Was de regio aanvankelijk niet geschikt om te bewonen door de grillen van de natuur, in de Romeinse tijd lijkt dat wel het geval. Althans dat werd tot dusver aangekomen, maar de vondsten wijzen al op eerdere bewoning. Ook dan is de rivier, de oude loop van de Schelde van belang. In de nabijheid van de rivier wijzen de sporen van een boerenhoeve op bewoning. Er werd vee gehouden, landbouw bedreven en vis gevangen. Kleine houten paaltjes leidden de onderzoekers naar de Late IJstijd. De vondst van een stukje glazen armband van 2000 jaar oud doet wetenschapperswatertanden.
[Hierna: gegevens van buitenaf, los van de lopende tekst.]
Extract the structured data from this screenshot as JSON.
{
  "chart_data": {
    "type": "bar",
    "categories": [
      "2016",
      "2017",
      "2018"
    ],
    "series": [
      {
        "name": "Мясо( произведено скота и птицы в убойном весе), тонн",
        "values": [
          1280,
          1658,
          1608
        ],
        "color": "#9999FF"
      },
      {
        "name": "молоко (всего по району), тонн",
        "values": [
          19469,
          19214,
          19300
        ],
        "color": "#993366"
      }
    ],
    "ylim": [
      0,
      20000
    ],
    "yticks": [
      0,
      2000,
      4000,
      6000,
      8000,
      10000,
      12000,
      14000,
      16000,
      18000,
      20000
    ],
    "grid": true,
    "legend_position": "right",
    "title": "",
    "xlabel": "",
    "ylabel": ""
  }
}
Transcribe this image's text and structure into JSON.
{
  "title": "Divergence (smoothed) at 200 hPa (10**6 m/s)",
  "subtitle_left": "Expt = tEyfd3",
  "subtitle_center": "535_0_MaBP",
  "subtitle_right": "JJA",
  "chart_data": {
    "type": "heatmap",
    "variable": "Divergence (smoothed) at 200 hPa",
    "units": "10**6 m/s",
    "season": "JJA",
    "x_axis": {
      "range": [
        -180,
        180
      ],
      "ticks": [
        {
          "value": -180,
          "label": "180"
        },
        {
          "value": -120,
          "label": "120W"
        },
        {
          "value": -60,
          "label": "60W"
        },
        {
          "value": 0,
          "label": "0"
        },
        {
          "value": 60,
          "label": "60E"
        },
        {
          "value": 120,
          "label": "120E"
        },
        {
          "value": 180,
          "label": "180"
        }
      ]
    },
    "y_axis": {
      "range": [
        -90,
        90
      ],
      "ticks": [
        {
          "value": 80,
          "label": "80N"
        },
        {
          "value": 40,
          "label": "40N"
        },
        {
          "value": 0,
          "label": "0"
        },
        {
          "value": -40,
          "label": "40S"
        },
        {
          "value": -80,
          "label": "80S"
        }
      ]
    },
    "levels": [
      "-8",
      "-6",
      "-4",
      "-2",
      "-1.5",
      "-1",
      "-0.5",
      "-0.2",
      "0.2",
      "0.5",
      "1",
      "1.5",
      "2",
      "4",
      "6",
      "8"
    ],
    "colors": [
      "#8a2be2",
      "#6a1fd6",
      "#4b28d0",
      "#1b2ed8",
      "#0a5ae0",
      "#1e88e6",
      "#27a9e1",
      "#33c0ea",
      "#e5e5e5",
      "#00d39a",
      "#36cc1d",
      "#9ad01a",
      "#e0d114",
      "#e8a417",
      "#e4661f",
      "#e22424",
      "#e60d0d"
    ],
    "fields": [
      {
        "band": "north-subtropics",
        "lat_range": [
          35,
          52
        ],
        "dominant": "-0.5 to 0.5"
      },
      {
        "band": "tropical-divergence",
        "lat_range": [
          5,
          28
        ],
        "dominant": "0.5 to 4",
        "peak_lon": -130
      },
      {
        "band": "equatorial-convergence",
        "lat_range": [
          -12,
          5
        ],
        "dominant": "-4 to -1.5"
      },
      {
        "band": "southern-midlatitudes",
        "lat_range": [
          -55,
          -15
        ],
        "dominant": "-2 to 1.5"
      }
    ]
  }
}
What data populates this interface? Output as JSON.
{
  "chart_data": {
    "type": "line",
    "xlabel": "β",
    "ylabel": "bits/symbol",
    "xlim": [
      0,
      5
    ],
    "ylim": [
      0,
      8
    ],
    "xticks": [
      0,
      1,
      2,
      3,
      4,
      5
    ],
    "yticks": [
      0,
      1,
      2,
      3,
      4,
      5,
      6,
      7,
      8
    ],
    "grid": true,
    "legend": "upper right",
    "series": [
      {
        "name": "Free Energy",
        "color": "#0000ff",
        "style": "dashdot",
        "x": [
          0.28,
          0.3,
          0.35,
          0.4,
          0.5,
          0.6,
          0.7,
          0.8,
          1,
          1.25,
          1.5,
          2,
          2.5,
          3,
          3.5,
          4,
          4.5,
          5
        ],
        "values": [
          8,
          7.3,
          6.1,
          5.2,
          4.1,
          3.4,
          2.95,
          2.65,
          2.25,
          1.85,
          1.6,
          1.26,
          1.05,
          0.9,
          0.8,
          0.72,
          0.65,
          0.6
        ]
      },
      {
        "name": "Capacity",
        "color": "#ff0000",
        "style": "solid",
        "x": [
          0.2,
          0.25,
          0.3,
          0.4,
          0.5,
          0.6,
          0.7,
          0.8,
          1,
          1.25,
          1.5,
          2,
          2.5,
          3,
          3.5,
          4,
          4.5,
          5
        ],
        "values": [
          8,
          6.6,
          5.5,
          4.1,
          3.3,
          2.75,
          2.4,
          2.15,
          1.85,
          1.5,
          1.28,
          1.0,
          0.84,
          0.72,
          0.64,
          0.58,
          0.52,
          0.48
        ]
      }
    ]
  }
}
Ook buiten Zeeland.
Kiburg ging uitgebreid in op wat er in welke periode is gevonden. En vertelde met passie over de vondsten uit de verschillende archeologische tijdvakken. Over een glazen kraaltje, de vele handgevormde scherven (6600 rondom de boerderij), speelschijfjes, spinklosjes en potscherven met ’aankoeksel’ waaruit is af te leiden wat de bewoners aten. Ook de twintig stukjes glazen armbanden van La Tène wekten verwondering op bij de onderzoekers. En alleen op Tholen is er een compleet kraaltje gevonden uit de prehistorie. Maar ook een toetssteen om de zuiverheid van goud te bepalen. Voor Nederlandse begrippen zeldzaam. Alle bevindingen zouden al in een boekje verschenen zijn, ware het niet dat er steeds meer voorwerpen tevoorschijn kwamen.
en de resultaten van verder onderzoek nog niet binnen zijn. Dat boekje komt nog.
Wie nu een deel van de Thoolse bodemvondsten wil zien kan terecht op de tentoonstelling Dijken, polders en vloeden in De Meestoof. Voor het glazen kraaltje moeten belangstellenden naar het Zeeuws Museum waar het onderdeel is van de expositie Bodemjuweeltjes. Het streven is om het kleinood na afloop van de tentoonstelling naar Tholen over te brengen.